Credit Suisse Group AG, a once-respected name in the global financial system, has fallen from grace. The crisis-hit bank was bought by UBS Group AG in an unprecedented deal of $3.25 billion brokered by the Swiss National Bank. Credit Suisse came under pressure amid concerns of a full-blown global banking crisis following the collapse of two US banks. While the final chapter of Credit Suisse ended quickly, its fall from grace was the result of years of decay, mistrust, and scandals.
Credit Suisse was once a national icon for Switzerland, representing the country's robust finance industry on the world stage and giving stiff competition to the biggest banks on Wall Street. However, while it gained recognition as one of Europe’s top financial institutions, trouble was brewing in the background, ranging from scandals to legal issues. The Silicon Valley Bank’s collapse triggered an alarm in global markets about the possibility of a looming banking crisis, and a report emerged that Credit Suisse’s biggest backer, Saudi National Bank, would not invest in the lender anymore. This led to a massive decline in Credit Suisse’s shares, and the Swiss central bank had to rush with a $54 billion cheque to plug the cracks and calm investors.
The lifeline failed to soothe investors, and the Swiss authorities had no choice but to push UBS to acquire the failing bank. A complete loss of confidence from the markets and customers proved to be the final nail in the coffin for Credit Suisse. The UBS deal was a huge blow for Credit Suisse, which was among one of the world’s 30 systemically important banks. However, the situation got so bad that it was the only option left to the Swiss authorities to prevent a complete collapse, which would have sent shockwaves across the global stock markets.
Credit Suisse’s reputation started taking a hit over the past few years, but it was once a force to reckon with. It had more than $1 trillion in assets before the global financial crisis hit in 2008 and survived it without any bailout. However, its assets are almost reduced to half that amount, and it finds itself at the end of the road. This development could prove to be a significant blow to Switzerland’s economy, which is largely dependent on the stability of its finance industry.
Over the past few years, Credit Suisse has seen senior management make frequent exits, and those who occupied the positions found themselves facing even more performance pressure. This has proved counterproductive for the bank, evident by a nearly 100 per cent decline in its stock from its peak before the financial crisis in 2008. Several other aggressive expansion plans were set in motion over the next decades, but ultimately did more harm than good to Credit Suisse as its management kept changing.
Credit Suisse suffered another big blow in 2015 when it hired a fraudulent private banker with no clients and no banking experience. Patrice Lescaudron, who died by suicide in 2020 after being convicted in 2018, was exposed in 2015 for stealing from the bank’s wealthy clients. For more than a decade, Lescaudron defrauded some of Credit Suisse’s most sensitive accounts belonging to prime ministers and oligarchs.
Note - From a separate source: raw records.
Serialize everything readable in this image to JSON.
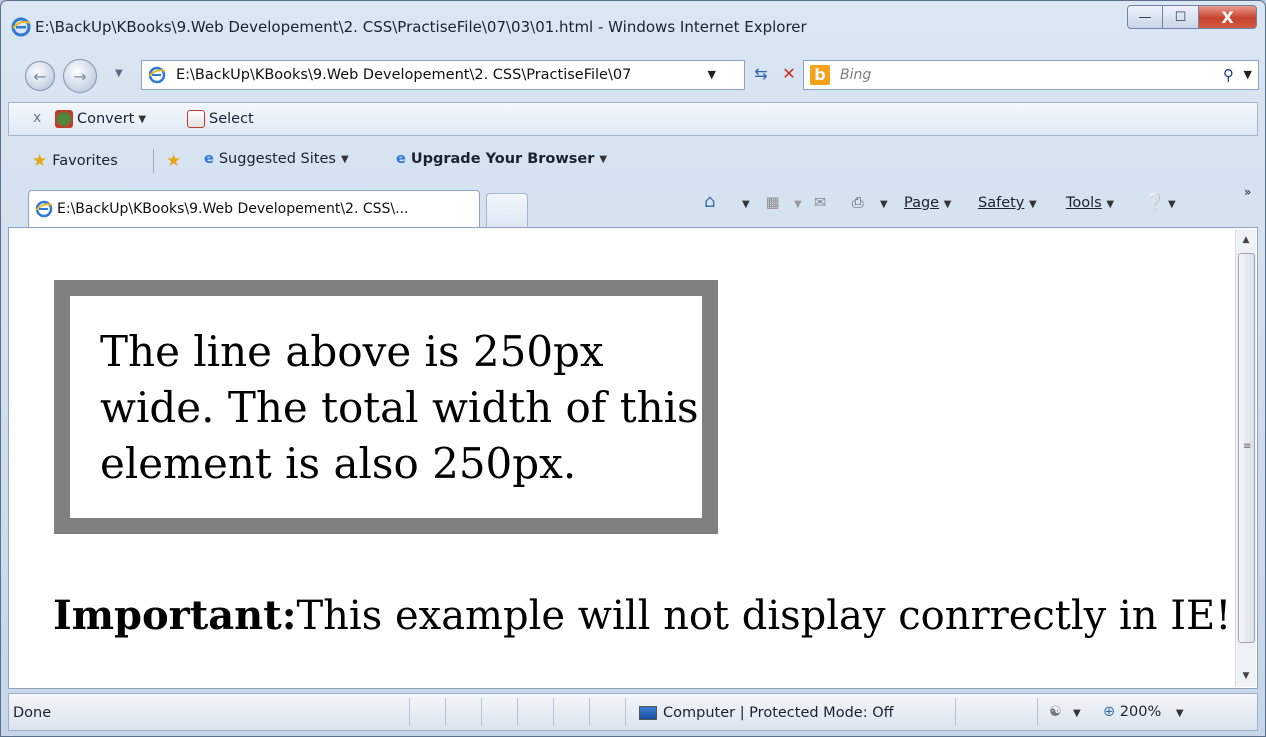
{
  "window": {
    "title": "E:\\BackUp\\KBooks\\9.Web Developement\\2. CSS\\PractiseFile\\07\\03\\01.html - Windows Internet Explorer",
    "minimize": "—",
    "maximize": "☐",
    "close": "X"
  },
  "nav": {
    "address": "E:\\BackUp\\KBooks\\9.Web Developement\\2. CSS\\PractiseFile\\07",
    "search_placeholder": "Bing"
  },
  "command_bar": {
    "close_label": "x",
    "convert_label": "Convert",
    "select_label": "Select"
  },
  "favorites_bar": {
    "favorites_label": "Favorites",
    "suggested_sites_label": "Suggested Sites",
    "upgrade_label": "Upgrade Your Browser"
  },
  "tabs": {
    "active_tab_label": "E:\\BackUp\\KBooks\\9.Web Developement\\2. CSS\\..."
  },
  "toolbar": {
    "page_label": "Page",
    "safety_label": "Safety",
    "tools_label": "Tools",
    "more_label": "»"
  },
  "page": {
    "box_text": "The line above is 250px wide. The total width of this element is also 250px.",
    "important_label": "Important:",
    "important_text": "This example will not display conrrectly in IE!"
  },
  "status": {
    "status_text": "Done",
    "zone_text": "Computer | Protected Mode: Off",
    "zoom_text": "200%"
  },
  "colors": {
    "box_border": "#808080",
    "close_button": "#c8422e",
    "bing": "#f7a11a"
  },
  "icons": [
    "ie-icon",
    "back-icon",
    "forward-icon",
    "refresh-icon",
    "stop-icon",
    "bing-icon",
    "search-icon",
    "convert-icon",
    "select-pdf-icon",
    "favorites-star-icon",
    "add-favorites-icon",
    "home-icon",
    "feeds-icon",
    "mail-icon",
    "print-icon",
    "help-icon",
    "computer-icon",
    "zoom-icon"
  ]
}
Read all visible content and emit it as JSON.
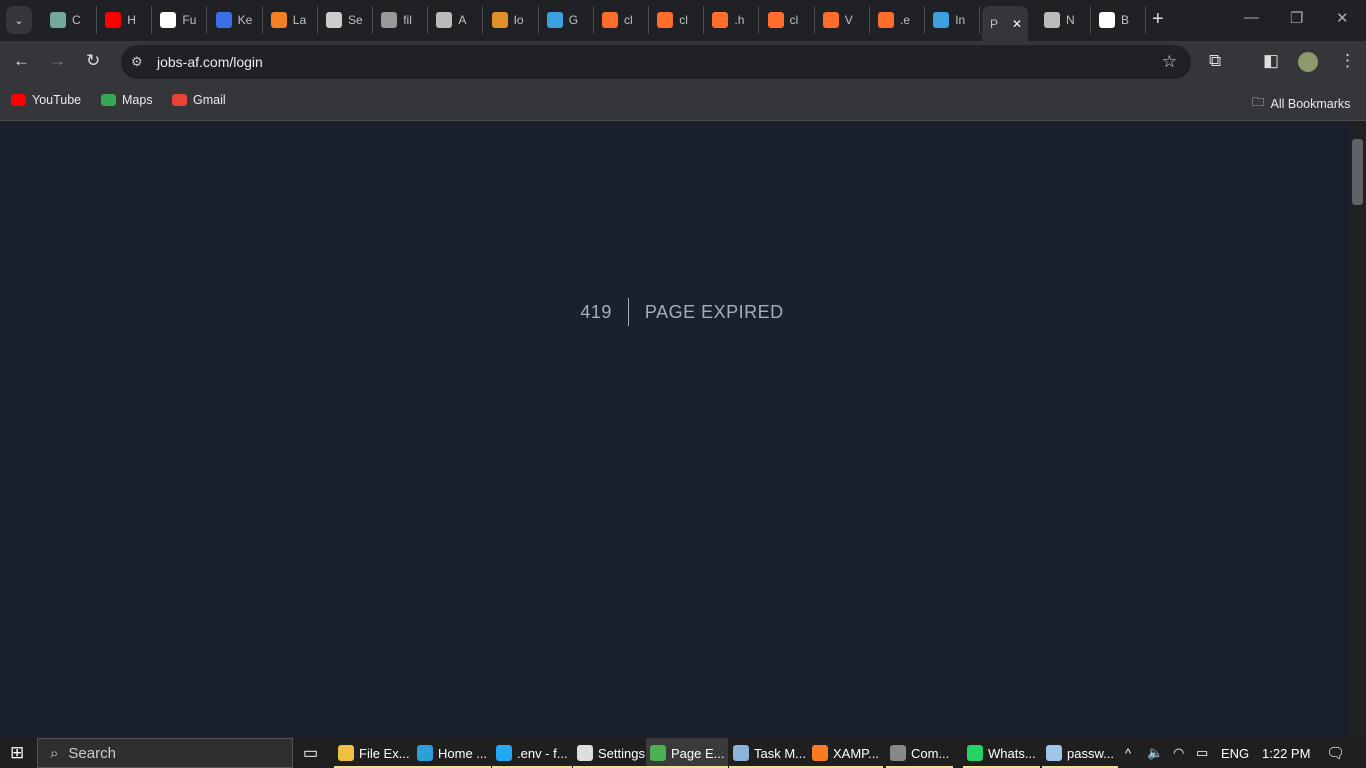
{
  "tabs": [
    {
      "label": "C",
      "color": "#74aa9c"
    },
    {
      "label": "H",
      "color": "#ff0000"
    },
    {
      "label": "Fu",
      "color": "#ffffff"
    },
    {
      "label": "Ke",
      "color": "#3a6ee8"
    },
    {
      "label": "La",
      "color": "#f48024"
    },
    {
      "label": "Se",
      "color": "#cccccc"
    },
    {
      "label": "fil",
      "color": "#999999"
    },
    {
      "label": "A",
      "color": "#bbbbbb"
    },
    {
      "label": "Io",
      "color": "#e0902a"
    },
    {
      "label": "G",
      "color": "#3aa0e0"
    },
    {
      "label": "cl",
      "color": "#ff6c2c"
    },
    {
      "label": "cl",
      "color": "#ff6c2c"
    },
    {
      "label": ".h",
      "color": "#ff6c2c"
    },
    {
      "label": "cl",
      "color": "#ff6c2c"
    },
    {
      "label": "V",
      "color": "#ff6c2c"
    },
    {
      "label": ".e",
      "color": "#ff6c2c"
    },
    {
      "label": "In",
      "color": "#3aa0e0"
    },
    {
      "label": "P",
      "color": "",
      "active": true
    },
    {
      "label": "N",
      "color": "#bbbbbb"
    },
    {
      "label": "B",
      "color": "#ffffff"
    }
  ],
  "address": "jobs-af.com/login",
  "bookmarks": [
    {
      "label": "YouTube",
      "color": "#ff0000"
    },
    {
      "label": "Maps",
      "color": "#34a853"
    },
    {
      "label": "Gmail",
      "color": "#ea4335"
    }
  ],
  "all_bookmarks": "All Bookmarks",
  "error": {
    "code": "419",
    "message": "PAGE EXPIRED"
  },
  "taskbar": {
    "search_placeholder": "Search",
    "apps": [
      {
        "label": "File Ex...",
        "color": "#f0c040"
      },
      {
        "label": "Home ...",
        "color": "#2a9fd8"
      },
      {
        "label": ".env - f...",
        "color": "#23a9f2"
      },
      {
        "label": "Settings",
        "color": "#dddddd"
      },
      {
        "label": "Page E...",
        "color": "#4caf50",
        "active": true
      },
      {
        "label": "Task M...",
        "color": "#8ab4d8"
      },
      {
        "label": "XAMP...",
        "color": "#fb7a24"
      },
      {
        "label": "Com...",
        "color": "#888888"
      },
      {
        "label": "Whats...",
        "color": "#25d366"
      },
      {
        "label": "passw...",
        "color": "#9fc5e8"
      }
    ],
    "language": "ENG",
    "time": "1:22 PM"
  }
}
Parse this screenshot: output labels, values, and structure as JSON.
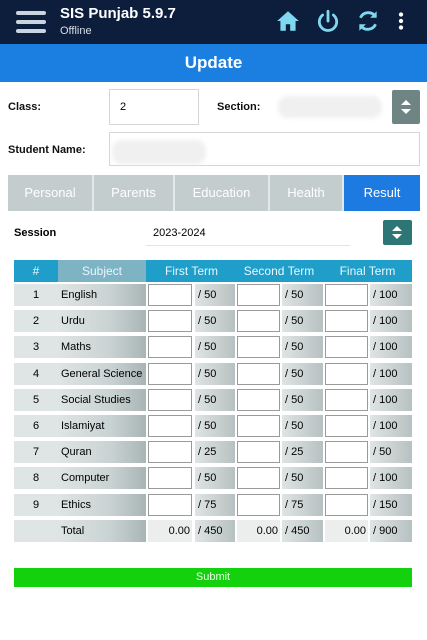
{
  "app": {
    "title": "SIS Punjab 5.9.7",
    "status": "Offline"
  },
  "page_title": "Update",
  "form": {
    "class_label": "Class:",
    "class_value": "2",
    "section_label": "Section:",
    "section_value": "",
    "student_name_label": "Student Name:",
    "student_name_value": ""
  },
  "tabs": [
    {
      "label": "Personal",
      "active": false
    },
    {
      "label": "Parents",
      "active": false
    },
    {
      "label": "Education",
      "active": false
    },
    {
      "label": "Health",
      "active": false
    },
    {
      "label": "Result",
      "active": true
    }
  ],
  "session": {
    "label": "Session",
    "value": "2023-2024"
  },
  "table": {
    "headers": {
      "num": "#",
      "subject": "Subject",
      "first": "First Term",
      "second": "Second Term",
      "final": "Final Term"
    },
    "rows": [
      {
        "num": "1",
        "subject": "English",
        "first": "/ 50",
        "second": "/ 50",
        "final": "/ 100"
      },
      {
        "num": "2",
        "subject": "Urdu",
        "first": "/ 50",
        "second": "/ 50",
        "final": "/ 100"
      },
      {
        "num": "3",
        "subject": "Maths",
        "first": "/ 50",
        "second": "/ 50",
        "final": "/ 100"
      },
      {
        "num": "4",
        "subject": "General Science",
        "first": "/ 50",
        "second": "/ 50",
        "final": "/ 100"
      },
      {
        "num": "5",
        "subject": "Social Studies",
        "first": "/ 50",
        "second": "/ 50",
        "final": "/ 100"
      },
      {
        "num": "6",
        "subject": "Islamiyat",
        "first": "/ 50",
        "second": "/ 50",
        "final": "/ 100"
      },
      {
        "num": "7",
        "subject": "Quran",
        "first": "/ 25",
        "second": "/ 25",
        "final": "/ 50"
      },
      {
        "num": "8",
        "subject": "Computer",
        "first": "/ 50",
        "second": "/ 50",
        "final": "/ 100"
      },
      {
        "num": "9",
        "subject": "Ethics",
        "first": "/ 75",
        "second": "/ 75",
        "final": "/ 150"
      }
    ],
    "total": {
      "label": "Total",
      "first_obtained": "0.00",
      "first_max": "/ 450",
      "second_obtained": "0.00",
      "second_max": "/ 450",
      "final_obtained": "0.00",
      "final_max": "/ 900"
    }
  },
  "submit_label": "Submit",
  "icons": [
    "menu-icon",
    "home-icon",
    "power-icon",
    "refresh-icon",
    "more-vert-icon",
    "dropdown-icon"
  ],
  "colors": {
    "appbar": "#0d1e3d",
    "titlebar": "#1a7fe0",
    "active_tab": "#1c7ae0",
    "table_header": "#1e9ec9",
    "submit": "#14d10d"
  }
}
Leaked regulatory reports later blamed the bank for ignoring brazen compliance violations by one of its own.
The bank's reputation was further tarnished in 2019, when it was revealed that a top-ranking employee had been spied on after he quit. The incident began as a feud between then-CEO Tidjane Thiam and the head of the wealth management division, Iqbal Khan, who desired to lead the bank one day. Their public feud damaged the bank's reputation, but matters escalated when Khan quit and joined UBS, even though he had been passed over for a promotion. This triggered panic among Credit Suisse's top executives, who feared that Khan would poach key personnel from the bank. They even hired a private security firm to monitor his activities.
When the embarrassing incident came to light, the bank dismissed claims of spying and denied any wrongdoing. However, the fallout from the scandal ultimately led to Thiam's departure from the bank in February 2020. An investigation by the Swiss banking regulator in October 2021 found that there were five additional cases of surveillance at the bank from 2016 to 2019, further damaging its already dwindling reputation.
Another significant blow to the bank came in March 2021, when its biggest client, Archegos Capital Management, failed to repay $2 billion. This sparked an internal blame game at Credit Suisse, which made the situation worse as it took nearly two weeks to come up with an initial tally of exposure. The fallout from the Archegos debacle eroded more than a year's profit for the bank, resulting in a massive confidence crisis.
Overall, Credit Suisse's fall from grace was the result of years of decay, mistrust, and scandals. Despite once being a force to be reckoned with in the world of finance, the bank's aggressive expansion plans, risky bets, fraud, and spying ultimately led to its downfall. The end of Credit Suisse also marks a significant blow to Switzerland's economy, which is heavily dependent on the stability of its finance industry.